How reasonable is this assumption is practice?

One obvious criticism is that players tend to have a period of additional vulnerability early in their innings and that the likelihood of their being dismissed diminishes with the length of their innings. If that's the case then effectively crediting them with their average if they remain not out 0 at the completion of their innings seems generous, and doing the same if they're 100 not out seems unfair.  

Put another way, what this suggests is that the extra runs a player scores before being dismissed is a function of the runs he or she has already scored.

We can test this hypothesis by calculating conditional averages for the actual scores of some players. Here's Ricky Ponting's (as at 14 Feb 2011). 

Looking firstly at the numbers for Tests, we see that, in those innings where he is eventually dismissed, once Ricky has made 0 runs, on average he scores 46.3 runs more before he is dismissed. If we add the runs he scores in not out innings (and divide by the number of completed and not out innings), then this average increases to 47.7 runs.

Perhaps more interestingly, once he gets to 30 he's good for another 54 or so runs.

One thing you'll notice here is that there's no evidence of Ricky scoring a larger number of additional runs before being dismissed once his score reaches about 10. This suggests that the current treatment of not out innings might not have much of a distortionary effect on player averages - well, on Ricky's at least.

Actually, to make that argument we need more than that the number of additional runs scored be roughly constant, we need it to be roughly constant at around Ricky's average.

And, for Tests, it is, give or take a run or two.

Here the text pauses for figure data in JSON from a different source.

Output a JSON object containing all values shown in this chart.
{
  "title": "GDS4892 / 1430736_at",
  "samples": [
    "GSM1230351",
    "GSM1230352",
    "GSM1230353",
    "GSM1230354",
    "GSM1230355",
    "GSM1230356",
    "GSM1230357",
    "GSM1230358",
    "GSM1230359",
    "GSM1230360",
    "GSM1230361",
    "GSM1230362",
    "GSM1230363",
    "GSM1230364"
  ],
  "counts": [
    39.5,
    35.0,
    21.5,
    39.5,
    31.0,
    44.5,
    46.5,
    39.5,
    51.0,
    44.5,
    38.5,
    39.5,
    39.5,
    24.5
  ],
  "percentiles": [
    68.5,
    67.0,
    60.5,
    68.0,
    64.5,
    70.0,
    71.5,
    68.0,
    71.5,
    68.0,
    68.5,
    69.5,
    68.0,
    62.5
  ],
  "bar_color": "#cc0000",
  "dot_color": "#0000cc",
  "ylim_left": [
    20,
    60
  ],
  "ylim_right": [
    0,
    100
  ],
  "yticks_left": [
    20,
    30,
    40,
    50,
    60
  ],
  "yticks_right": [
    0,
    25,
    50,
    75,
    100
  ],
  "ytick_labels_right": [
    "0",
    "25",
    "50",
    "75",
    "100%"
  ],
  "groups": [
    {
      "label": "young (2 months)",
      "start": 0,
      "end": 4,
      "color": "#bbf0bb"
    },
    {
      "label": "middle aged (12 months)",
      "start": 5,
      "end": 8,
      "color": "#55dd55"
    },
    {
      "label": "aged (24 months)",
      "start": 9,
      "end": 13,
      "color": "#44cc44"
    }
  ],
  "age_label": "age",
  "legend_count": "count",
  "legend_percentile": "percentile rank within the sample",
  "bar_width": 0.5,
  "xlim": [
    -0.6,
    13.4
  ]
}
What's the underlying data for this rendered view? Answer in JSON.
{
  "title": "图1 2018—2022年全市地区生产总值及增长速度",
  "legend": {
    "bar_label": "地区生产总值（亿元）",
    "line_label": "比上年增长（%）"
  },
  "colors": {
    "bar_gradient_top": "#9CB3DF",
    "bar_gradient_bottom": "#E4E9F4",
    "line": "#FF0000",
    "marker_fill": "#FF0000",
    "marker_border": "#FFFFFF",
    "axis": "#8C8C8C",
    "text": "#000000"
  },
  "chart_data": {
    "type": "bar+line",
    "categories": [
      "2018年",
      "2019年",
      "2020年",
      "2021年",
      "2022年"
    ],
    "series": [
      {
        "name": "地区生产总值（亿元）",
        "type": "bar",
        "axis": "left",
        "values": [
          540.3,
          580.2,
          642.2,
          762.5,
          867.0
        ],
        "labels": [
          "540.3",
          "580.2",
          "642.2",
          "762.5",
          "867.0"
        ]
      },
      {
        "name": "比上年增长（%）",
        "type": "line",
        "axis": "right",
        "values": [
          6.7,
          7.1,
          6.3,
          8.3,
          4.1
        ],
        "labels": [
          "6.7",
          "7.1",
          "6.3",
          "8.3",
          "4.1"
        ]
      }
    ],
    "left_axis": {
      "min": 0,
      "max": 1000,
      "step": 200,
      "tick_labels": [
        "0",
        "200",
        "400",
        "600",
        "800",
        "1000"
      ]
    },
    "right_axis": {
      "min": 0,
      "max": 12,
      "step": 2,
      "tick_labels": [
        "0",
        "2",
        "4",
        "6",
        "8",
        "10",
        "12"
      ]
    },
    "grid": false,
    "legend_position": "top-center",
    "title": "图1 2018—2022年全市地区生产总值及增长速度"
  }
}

For ODI's, however, the treatment of not outs is almost certainly distortionary. Even choosing the most generous example where Ricky has already scored 10 and including all of his not out innings, he still is only good for, on average, an extra 38 runs, not the 43 runs that he's effectively being credited with.

The problem, I think, stems from the inherently truncated nature of the limited overs format, which means that, if anything, a player is more likely to be dismissed as his innings progresses and balls remaining dwindle - a factor that can be seen to some extent in Ricky's statistics for scores of 40 and over.

At this point you might well be wondering if these conclusions apply only to Ricky Ponting. Well, here's the same analysis for Sachin Tendulkar.

 

For both Tests and ODIs, the overall pattern of Sachin's data is similar to that for Ricky. There's certainly no evidence for the hypothesis that he's likely to score more additional runs the more he's already scored in either form of the game, once he's reached about 20.

Again we need to compare these numbers to his career statistics.

Here too we find for Sachin in Tests that his conditional average scores are just a few runs shy of his traditional average, but for ODIs the difference is much greater.

It would be an interesting exercise to complete this analysis for some other players of different styles and averages - perhaps a Sehwag, a Gilchrist or a Smith - but that's a task for another weekend.

In the meantime, my tentative conclusion would be that the current treatment of not out innings does little to distort a player's test average but probably inflates his ODI average.